Referrals are so valuable because hiring managers have more than just your online application to determine your value. This is why you need to invest time into networking.
Here are some quick tips for networking:
- Pay attention to your body language
- Strengthen your communication skills
- Prepare an elevator speech
- Schedule follow-ups
- Set goals for each event you attend
- Focus on being authentic
- Share your passion
What wins: Referrals are often faster to hire and result in a better candidate and employee experience. The 2015 ICIMS study also found that more than half of the 107 HR professionals surveyed agree that referred employees stay longer, feel more satisfaction, and are better cultural fits.
However, a well-balanced strategy for finding sports jobs requires both online job board searching and professional networking. Make sure you focus time on both aspects.
Resume vs. Cover Letter
This question always arises — are cover letters worth your time?
First, let’s look at the hiring manager’s process. They will filter out unqualified applicants using their applicant tracking system, then start to look at each candidate. Ensure you don’t slip through the cracks by matching keywords with their posting.
For example, if a sports job posting uses terms like “coordinate customer engagements” and “organizational skills,” make sure you add those keywords to your resume. When you know how to tailor your resume, you increase your chances of being seen by a hiring manager.
As CareerArc’s State of the Candidate Experience study found, 72 percent of employers spend less than 15 mins reviewing an application.
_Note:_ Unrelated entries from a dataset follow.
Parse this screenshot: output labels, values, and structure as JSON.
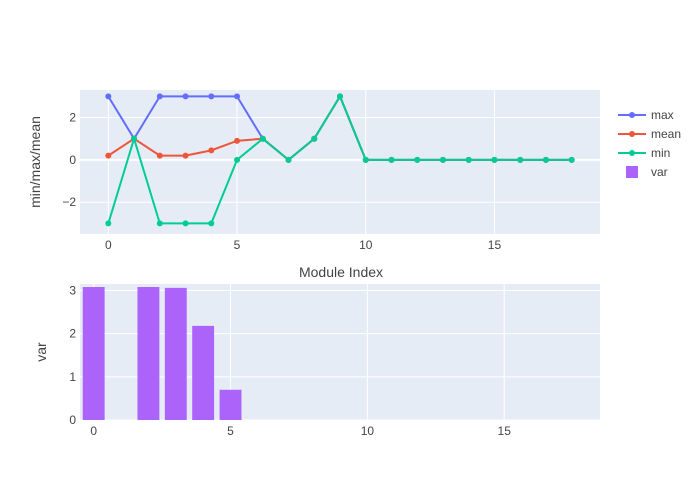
{
  "colors": {
    "plot_bg": "#e5ecf6",
    "grid": "#ffffff",
    "text": "#444444",
    "max": "#636efa",
    "mean": "#ef553b",
    "min": "#00cc96",
    "var": "#ab63fa"
  },
  "chart_data": [
    {
      "type": "line",
      "xlabel": "Module Index",
      "ylabel": "min/max/mean",
      "xlim": [
        -1.1,
        19.1
      ],
      "ylim": [
        -3.5,
        3.3
      ],
      "xticks": [
        0,
        5,
        10,
        15
      ],
      "yticks": [
        -2,
        0,
        2
      ],
      "grid": true,
      "legend": "right",
      "x": [
        0,
        1,
        2,
        3,
        4,
        5,
        6,
        7,
        8,
        9,
        10,
        11,
        12,
        13,
        14,
        15,
        16,
        17,
        18
      ],
      "series": [
        {
          "name": "max",
          "values": [
            3,
            1,
            3,
            3,
            3,
            3,
            1,
            0,
            1,
            3,
            0,
            0,
            0,
            0,
            0,
            0,
            0,
            0,
            0
          ]
        },
        {
          "name": "mean",
          "values": [
            0.2,
            1,
            0.2,
            0.2,
            0.45,
            0.9,
            1,
            0,
            1,
            3,
            0,
            0,
            0,
            0,
            0,
            0,
            0,
            0,
            0
          ]
        },
        {
          "name": "min",
          "values": [
            -3,
            1,
            -3,
            -3,
            -3,
            0,
            1,
            0,
            1,
            3,
            0,
            0,
            0,
            0,
            0,
            0,
            0,
            0,
            0
          ]
        }
      ]
    },
    {
      "type": "bar",
      "ylabel": "var",
      "xlim": [
        -0.5,
        18.5
      ],
      "ylim": [
        0,
        3.15
      ],
      "xticks": [
        0,
        5,
        10,
        15
      ],
      "yticks": [
        0,
        1,
        2,
        3
      ],
      "grid": true,
      "series": [
        {
          "name": "var",
          "values": [
            3.08,
            0,
            3.08,
            3.06,
            2.18,
            0.7,
            0,
            0,
            0,
            0,
            0,
            0,
            0,
            0,
            0,
            0,
            0,
            0,
            0
          ]
        }
      ],
      "x": [
        0,
        1,
        2,
        3,
        4,
        5,
        6,
        7,
        8,
        9,
        10,
        11,
        12,
        13,
        14,
        15,
        16,
        17,
        18
      ]
    }
  ]
}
That means you need to share your value quickly and in a memorable way.
A cover letter is a great tool for you to share who you are and what makes you unique. Contrary to most people’s understanding, cover letters are more than just an extension of your resume.
The purpose is simple — tell your story. Throw out your templates. If a hiring manager reviews six applications in an hour, your template will blend into everyone else’s.
You need a story that’s memorable, personal, and to the point. Be true to yourself and your writing voice, then deliver a story of how you overcame an obstacle or how you developed strong communication skills in sales and want to apply your value to a marketing and public relations role.
What wins: In terms of making yourself memorable, cover letters win big. But in order to be seen, you need a resume that is optimized for the ATS. Tailor your resume to the position, then tell your unique story so you stand out amongst the competition.
LinkedIn Profile vs. Facebook Profile
Your social media presences can make or break your chances of landing a sports job. Employers continue to use social recruiting because they find some of their top performers through it.
LinkedIn’s 2016 trends report found that 43 percent of employers say their top source of quality hires is social professional networks, which is why your professional value needs to be apparent through your online presence.
Keep Facebook professional and appropriate but make your LinkedIn profile a top priority. A strong LinkedIn profile consists of:
- A professional photo that accurately captures the tone and image you want to convey
- Short, bulleted points in your summary centered on your skills and achievements
- A clear headline that promotes your personal brand
- A customized public profile URL
- Public endorsements for your skills, as well as personal recommendations
You also want to be active within the LinkedIn community. Join sports industry groups and engage in conversations. Learn more about PR and industry news and trends.
What wins: LinkedIn profiles are crucial to your social media presence as a job seeker. Use it as an opportunity to promote your value to potential employers.
How are you managing your time to find sports jobs?